Na Żabie Doły i do paczkomatu
-
DST
22.46km
-
Teren
7.00km
-
Czas
01:22
-
VAVG
16.43km/h
-
Podjazdy
149m
-
Sprzęt Haibike
-
Aktywność Jazda na rowerze
Czas było zacząć nowy sezon 2019, a ponieważ pogoda w ten weekend się poprawiła: był lekki mrozi, słonko świeciło, z nieba nic nie padało, postanowiłem sprawdzić w jakim stanie jest rower i moja forma po ponad miesięcznej przerwie od kręcenia pedałami. Ponieważ dodatkowo musiałem odebrać przesyłkę z paczkomatu i dostarczyć ją rodzicom postanowiłem przy okazji zobaczyć "co tam ciekawego słychać" na Żabich Dołach.
Ruszyłem asfaltem do Łagiewnik, a później kawałek do Tesco zrobiłem po zamarzniętym śniegu. Po minięciu Tesco dojechałem do Krzyżowej i wjechałem na Żabie Doły. Od Żabich Dołów do Maciejkowic znowu po śniegu. Śnieg był udeptany i zmrożony więc strasznie nierówny, ale bez problemu dało się przejechać.
Na Żabich Dołach
Żabie Doły w okolicach Maciejkowic
Z Maciejkowic przez Dolinę Górnika dojechałem do Chorzowa Starego w okolice Elektrociepłowni CEZ w Chorzowie Starym.
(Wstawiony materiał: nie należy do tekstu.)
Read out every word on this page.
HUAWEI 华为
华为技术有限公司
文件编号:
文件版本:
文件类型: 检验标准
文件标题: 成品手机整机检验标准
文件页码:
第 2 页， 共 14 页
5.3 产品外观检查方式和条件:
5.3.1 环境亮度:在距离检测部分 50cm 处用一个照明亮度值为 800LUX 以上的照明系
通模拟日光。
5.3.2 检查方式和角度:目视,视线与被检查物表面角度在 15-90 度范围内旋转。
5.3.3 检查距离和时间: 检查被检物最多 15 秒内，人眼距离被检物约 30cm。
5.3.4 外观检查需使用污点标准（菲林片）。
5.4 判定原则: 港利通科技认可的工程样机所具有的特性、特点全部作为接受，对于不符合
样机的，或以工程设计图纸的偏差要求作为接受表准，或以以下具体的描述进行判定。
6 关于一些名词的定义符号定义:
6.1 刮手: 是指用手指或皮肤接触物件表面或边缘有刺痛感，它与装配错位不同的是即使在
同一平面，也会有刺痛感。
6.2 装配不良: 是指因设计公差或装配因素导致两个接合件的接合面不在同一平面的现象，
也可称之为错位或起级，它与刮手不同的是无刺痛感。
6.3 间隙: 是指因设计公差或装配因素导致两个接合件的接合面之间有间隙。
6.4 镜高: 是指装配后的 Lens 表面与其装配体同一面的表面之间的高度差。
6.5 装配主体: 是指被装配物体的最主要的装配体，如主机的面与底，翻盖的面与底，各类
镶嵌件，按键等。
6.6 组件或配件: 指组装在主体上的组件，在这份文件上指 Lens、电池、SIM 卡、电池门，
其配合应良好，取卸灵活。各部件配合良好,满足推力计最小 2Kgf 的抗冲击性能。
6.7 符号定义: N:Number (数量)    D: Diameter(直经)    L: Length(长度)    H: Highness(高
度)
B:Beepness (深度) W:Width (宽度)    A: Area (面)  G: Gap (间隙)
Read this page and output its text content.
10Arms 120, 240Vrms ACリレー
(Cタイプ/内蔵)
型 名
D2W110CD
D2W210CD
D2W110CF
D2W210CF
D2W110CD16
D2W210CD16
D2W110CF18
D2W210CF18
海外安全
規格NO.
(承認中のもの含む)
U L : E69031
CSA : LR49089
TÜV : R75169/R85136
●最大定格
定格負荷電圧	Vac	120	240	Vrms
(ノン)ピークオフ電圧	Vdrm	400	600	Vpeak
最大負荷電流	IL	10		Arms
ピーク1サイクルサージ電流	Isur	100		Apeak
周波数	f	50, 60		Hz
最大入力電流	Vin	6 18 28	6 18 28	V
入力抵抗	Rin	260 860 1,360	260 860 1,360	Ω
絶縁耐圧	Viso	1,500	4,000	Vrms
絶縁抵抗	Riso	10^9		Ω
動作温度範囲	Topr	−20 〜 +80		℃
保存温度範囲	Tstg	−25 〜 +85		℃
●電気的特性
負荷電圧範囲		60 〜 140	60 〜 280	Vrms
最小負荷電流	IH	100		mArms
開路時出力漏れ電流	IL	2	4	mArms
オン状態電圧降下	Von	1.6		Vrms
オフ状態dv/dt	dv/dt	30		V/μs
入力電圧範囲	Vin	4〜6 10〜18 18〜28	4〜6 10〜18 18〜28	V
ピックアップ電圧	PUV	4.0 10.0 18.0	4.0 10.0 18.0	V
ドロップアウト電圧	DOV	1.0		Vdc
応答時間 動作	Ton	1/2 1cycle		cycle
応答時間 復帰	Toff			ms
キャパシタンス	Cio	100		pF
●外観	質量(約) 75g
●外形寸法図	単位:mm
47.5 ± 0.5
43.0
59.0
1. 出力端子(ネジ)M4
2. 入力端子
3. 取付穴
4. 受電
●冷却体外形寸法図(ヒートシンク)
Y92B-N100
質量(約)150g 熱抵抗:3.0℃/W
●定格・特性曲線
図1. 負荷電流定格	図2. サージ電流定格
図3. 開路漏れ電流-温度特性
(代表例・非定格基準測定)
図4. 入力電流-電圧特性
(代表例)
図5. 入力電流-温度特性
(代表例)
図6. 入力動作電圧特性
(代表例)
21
Tam miałem okazję zobaczyć jazdę próbną nowego pociągu produkowanego przez Alstom Konstal w Chorzowie.
Testy nowego składu Alstomu na torze próbnym
Potem ruszyłem dalej przez Chorzów Stary, przejechałem obok szybu Prezydent i przez rynek w Chorzowie, Amelung i Skałkę dotarłem w końcu do paczkomatu w Piaśnikach.
Kaczki na Amelungu
Potem jazda asfaltem na osiedle i do Lipin. Od Lipin trasa prowadziła po śniegu wzdłuż torów kolejowych obok ogródków działkowych, cmentarza, kościoła i stadionu Naprzodu Lipiny do Chropaczowa do domu.
Jak na pierwszy raz w tym roku to było fajnie mimo, że w niektórych miejscach było trochę ślisko. Ale udało zakończyć tę jazdę bez "gleby".